JPMorgan Chase is stepping up its appeal to small business customers by planning to offer digital payroll processing, CNBC has learned.

The bank has picked San Francisco-based fintech player Gusto to provide the underlying technology for the feature, according to Gusto CEO Josh Reeves.

“If you’re a customer of Chase payments solutions, you can go to payroll from the same exact place you do banking,” Reeves said. “It’s the same experience, with the same login and credentialing; all that stuff becomes easier when it’s in a one stop shop-type environment.”

JPMorgan, the biggest U.S. bank by assets, has poured billions of dollars into technology in recent years.
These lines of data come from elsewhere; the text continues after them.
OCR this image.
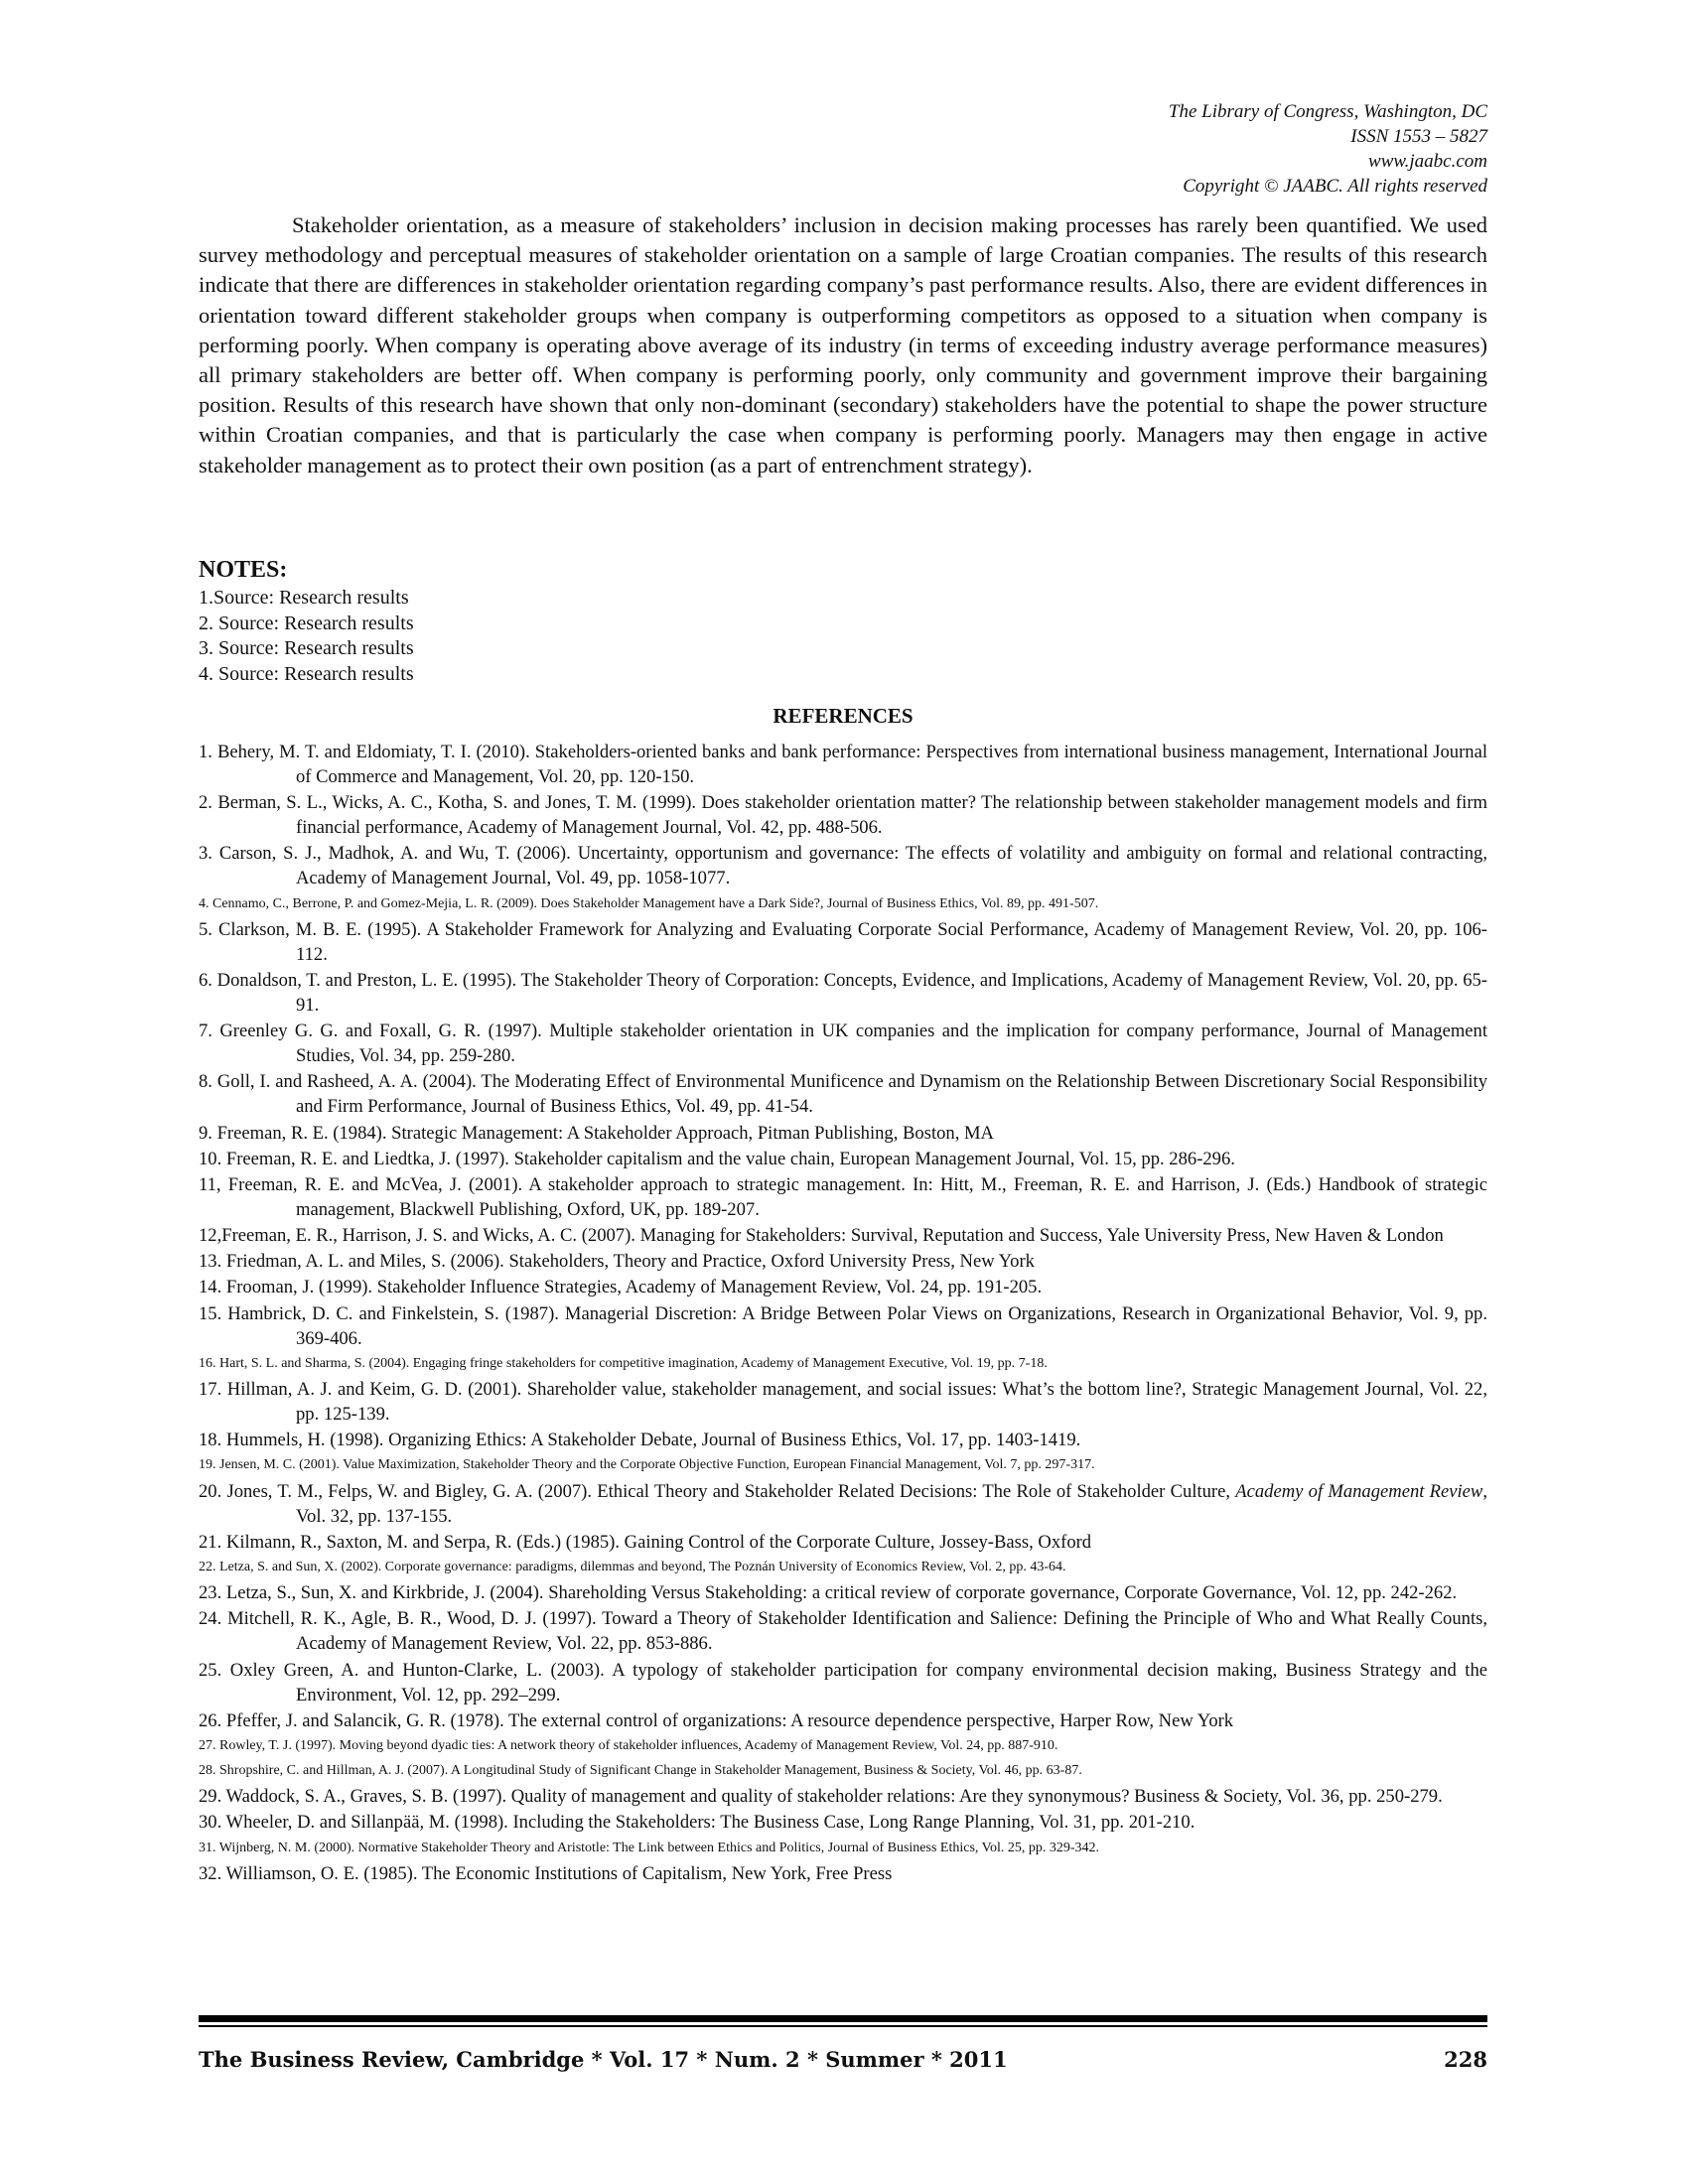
The Library of Congress, Washington, DC
ISSN 1553 – 5827
www.jaabc.com
Copyright © JAABC. All rights reserved

Stakeholder orientation, as a measure of stakeholders’ inclusion in decision making processes has rarely been quantified. We used survey methodology and perceptual measures of stakeholder orientation on a sample of large Croatian companies. The results of this research indicate that there are differences in stakeholder orientation regarding company’s past performance results. Also, there are evident differences in orientation toward different stakeholder groups when company is outperforming competitors as opposed to a situation when company is performing poorly. When company is operating above average of its industry (in terms of exceeding industry average performance measures) all primary stakeholders are better off. When company is performing poorly, only community and government improve their bargaining position. Results of this research have shown that only non-dominant (secondary) stakeholders have the potential to shape the power structure within Croatian companies, and that is particularly the case when company is performing poorly. Managers may then engage in active stakeholder management as to protect their own position (as a part of entrenchment strategy).

NOTES:
1.Source: Research results
2. Source: Research results
3. Source: Research results
4. Source: Research results
REFERENCES
1. Behery, M. T. and Eldomiaty, T. I. (2010). Stakeholders-oriented banks and bank performance: Perspectives from international business management, International Journal of Commerce and Management, Vol. 20, pp. 120-150.
2. Berman, S. L., Wicks, A. C., Kotha, S. and Jones, T. M. (1999). Does stakeholder orientation matter? The relationship between stakeholder management models and firm financial performance, Academy of Management Journal, Vol. 42, pp. 488-506.
3. Carson, S. J., Madhok, A. and Wu, T. (2006). Uncertainty, opportunism and governance: The effects of volatility and ambiguity on formal and relational contracting, Academy of Management Journal, Vol. 49, pp. 1058-1077.
4. Cennamo, C., Berrone, P. and Gomez-Mejia, L. R. (2009). Does Stakeholder Management have a Dark Side?, Journal of Business Ethics, Vol. 89, pp. 491-507.
5. Clarkson, M. B. E. (1995). A Stakeholder Framework for Analyzing and Evaluating Corporate Social Performance, Academy of Management Review, Vol. 20, pp. 106-112.
6. Donaldson, T. and Preston, L. E. (1995). The Stakeholder Theory of Corporation: Concepts, Evidence, and Implications, Academy of Management Review, Vol. 20, pp. 65-91.
7. Greenley G. G. and Foxall, G. R. (1997). Multiple stakeholder orientation in UK companies and the implication for company performance, Journal of Management Studies, Vol. 34, pp. 259-280.
8. Goll, I. and Rasheed, A. A. (2004). The Moderating Effect of Environmental Munificence and Dynamism on the Relationship Between Discretionary Social Responsibility and Firm Performance, Journal of Business Ethics, Vol. 49, pp. 41-54.
9. Freeman, R. E. (1984). Strategic Management: A Stakeholder Approach, Pitman Publishing, Boston, MA
10. Freeman, R. E. and Liedtka, J. (1997). Stakeholder capitalism and the value chain, European Management Journal, Vol. 15, pp. 286-296.
11, Freeman, R. E. and McVea, J. (2001). A stakeholder approach to strategic management. In: Hitt, M., Freeman, R. E. and Harrison, J. (Eds.) Handbook of strategic management, Blackwell Publishing, Oxford, UK, pp. 189-207.
12,Freeman, E. R., Harrison, J. S. and Wicks, A. C. (2007). Managing for Stakeholders: Survival, Reputation and Success, Yale University Press, New Haven & London
13. Friedman, A. L. and Miles, S. (2006). Stakeholders, Theory and Practice, Oxford University Press, New York
14. Frooman, J. (1999). Stakeholder Influence Strategies, Academy of Management Review, Vol. 24, pp. 191-205.
15. Hambrick, D. C. and Finkelstein, S. (1987). Managerial Discretion: A Bridge Between Polar Views on Organizations, Research in Organizational Behavior, Vol. 9, pp. 369-406.
16. Hart, S. L. and Sharma, S. (2004). Engaging fringe stakeholders for competitive imagination, Academy of Management Executive, Vol. 19, pp. 7-18.
17. Hillman, A. J. and Keim, G. D. (2001). Shareholder value, stakeholder management, and social issues: What’s the bottom line?, Strategic Management Journal, Vol. 22, pp. 125-139.
18. Hummels, H. (1998). Organizing Ethics: A Stakeholder Debate, Journal of Business Ethics, Vol. 17, pp. 1403-1419.
19. Jensen, M. C. (2001). Value Maximization, Stakeholder Theory and the Corporate Objective Function, European Financial Management, Vol. 7, pp. 297-317.
20. Jones, T. M., Felps, W. and Bigley, G. A. (2007). Ethical Theory and Stakeholder Related Decisions: The Role of Stakeholder Culture, Academy of Management Review, Vol. 32, pp. 137-155.
21. Kilmann, R., Saxton, M. and Serpa, R. (Eds.) (1985). Gaining Control of the Corporate Culture, Jossey-Bass, Oxford
22. Letza, S. and Sun, X. (2002). Corporate governance: paradigms, dilemmas and beyond, The Poznán University of Economics Review, Vol. 2, pp. 43-64.
23. Letza, S., Sun, X. and Kirkbride, J. (2004). Shareholding Versus Stakeholding: a critical review of corporate governance, Corporate Governance, Vol. 12, pp. 242-262.
24. Mitchell, R. K., Agle, B. R., Wood, D. J. (1997). Toward a Theory of Stakeholder Identification and Salience: Defining the Principle of Who and What Really Counts, Academy of Management Review, Vol. 22, pp. 853-886.
25. Oxley Green, A. and Hunton-Clarke, L. (2003). A typology of stakeholder participation for company environmental decision making, Business Strategy and the Environment, Vol. 12, pp. 292–299.
26. Pfeffer, J. and Salancik, G. R. (1978). The external control of organizations: A resource dependence perspective, Harper Row, New York
27. Rowley, T. J. (1997). Moving beyond dyadic ties: A network theory of stakeholder influences, Academy of Management Review, Vol. 24, pp. 887-910.
28. Shropshire, C. and Hillman, A. J. (2007). A Longitudinal Study of Significant Change in Stakeholder Management, Business & Society, Vol. 46, pp. 63-87.
29. Waddock, S. A., Graves, S. B. (1997). Quality of management and quality of stakeholder relations: Are they synonymous? Business & Society, Vol. 36, pp. 250-279.
30. Wheeler, D. and Sillanpää, M. (1998). Including the Stakeholders: The Business Case, Long Range Planning, Vol. 31, pp. 201-210.
31. Wijnberg, N. M. (2000). Normative Stakeholder Theory and Aristotle: The Link between Ethics and Politics, Journal of Business Ethics, Vol. 25, pp. 329-342.
32. Williamson, O. E. (1985). The Economic Institutions of Capitalism, New York, Free Press
The Business Review, Cambridge * Vol. 17 * Num. 2 * Summer * 2011	228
It’s part of a larger battle for the loyalty of American retail and business customers as fintech players including PayPal and Square morph into do-everything providers that threaten traditional banks. Both companies have their own payroll services.

JPMorgan has previously rolled out fintech features, including a Square-like credit card reader for small businesses and early direct deposit for consumers.

Everyone needs to get paid

When it came to payroll services — a universal chore for small business owners, some of whom still use paper checks to pay workers — JPMorgan decided to partner with Gusto rather than build its own solution.

A fintech partner like Gusto is better able to manage the complexity of offering payroll services nationally. There are nuances to individual states, cities and counties that make the sector difficult to crack, according to Reeves.

Using Gusto will help JPMorgan to speed its time to market for this service, which will go live by the end of 2024, according to a person with knowledge of the situation. The offering will disburse salaries to employees, generate tax documents and pay stubs, and file to local and national agencies.

JPMorgan has 5 million small business customers and more than 200,000 users of its payments-solutions offering, according to the person.

Gusto was founded in 2011 and serves 300,000 small and medium businesses. It was last valued at $9.6 billion. The startup competes with traditional and newer providers including ADP, Intuit, Paychex and Rippling.

–CNBC’s Jon Fortt contributed to this article.